Il primo agosto, a suo modo, è stata una data storica per il Codice della strada: ha sancito definitivamente che – un po’ per la complicazione che lo contraddistingue e un po’ per le continue furbizie di che deve rispettarlo e di chi deve farlo rispettare – anche le cose più scontate diventano autentiche scoperte. Ma che cos’è successo di così importante il primo agosto? Il ministero delle Infrastrutture ha risposto al quesito di un’associazione fiorentina di camperisti, che aveva chiesto a quali regole siano soggetti i ciclisti quando circolano su strada.
Una domanda banale: c’è già scritto tutto nel Codice e sono poche regole, per giunta anche semplici. Così anche la risposta ministeriale non poteva che essere banale: le bici devono avere sempre un campanello, devono circolare in fila indiana o al massimo – quando non ci sono pericoli – affiancandosi due a due e così via. E allora che bisogno c’era di fare questa domanda? Le ipotesi sono due e non saprei quale è peggio.
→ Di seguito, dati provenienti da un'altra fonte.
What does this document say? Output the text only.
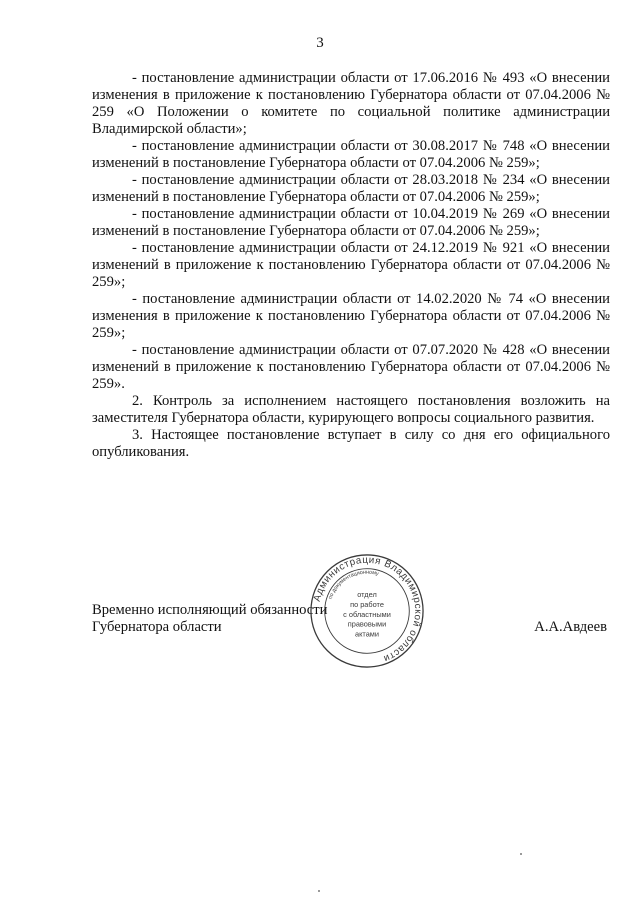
3

- постановление администрации области от 17.06.2016 № 493 «О внесении изменения в приложение к постановлению Губернатора области от 07.04.2006 № 259 «О Положении о комитете по социальной политике администрации Владимирской области»;

- постановление администрации области от 30.08.2017 № 748 «О внесении изменений в постановление Губернатора области от 07.04.2006 № 259»;

- постановление администрации области от 28.03.2018 № 234 «О внесении изменений в постановление Губернатора области от 07.04.2006 № 259»;

- постановление администрации области от 10.04.2019 № 269 «О внесении изменений в постановление Губернатора области от 07.04.2006 № 259»;

- постановление администрации области от 24.12.2019 № 921 «О внесении изменений в приложение к постановлению Губернатора области от 07.04.2006 № 259»;

- постановление администрации области от 14.02.2020 № 74 «О внесении изменения в приложение к постановлению Губернатора области от 07.04.2006 № 259»;

- постановление администрации области от 07.07.2020 № 428 «О внесении изменений в приложение к постановлению Губернатора области от 07.04.2006 № 259».

2. Контроль за исполнением настоящего постановления возложить на заместителя Губернатора области, курирующего вопросы социального развития.

3. Настоящее постановление вступает в силу со дня его официального опубликования.

Временно исполняющий обязанности
Губернатора области	А.А.Авдеев
Администрация Владимирской области
по документационному
отдел
по работе
с областными
правовыми
актами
La prima è che si sia cercato di forzare la mano su qualche interpretazione, il che sarebbe grave visto che parliamo di norme semplici.
La seconda è che si sia voluto attirare l’attenzione sul fatto che troppo spesso quelle norme sono disattese e nessuno controlla. Quando arriva il solito gruppone del sabato pomeriggio con bici ultrasofisticate, come si fa a fermarli, a pretendere che abbiano il campanello e che stiano in fila indiana?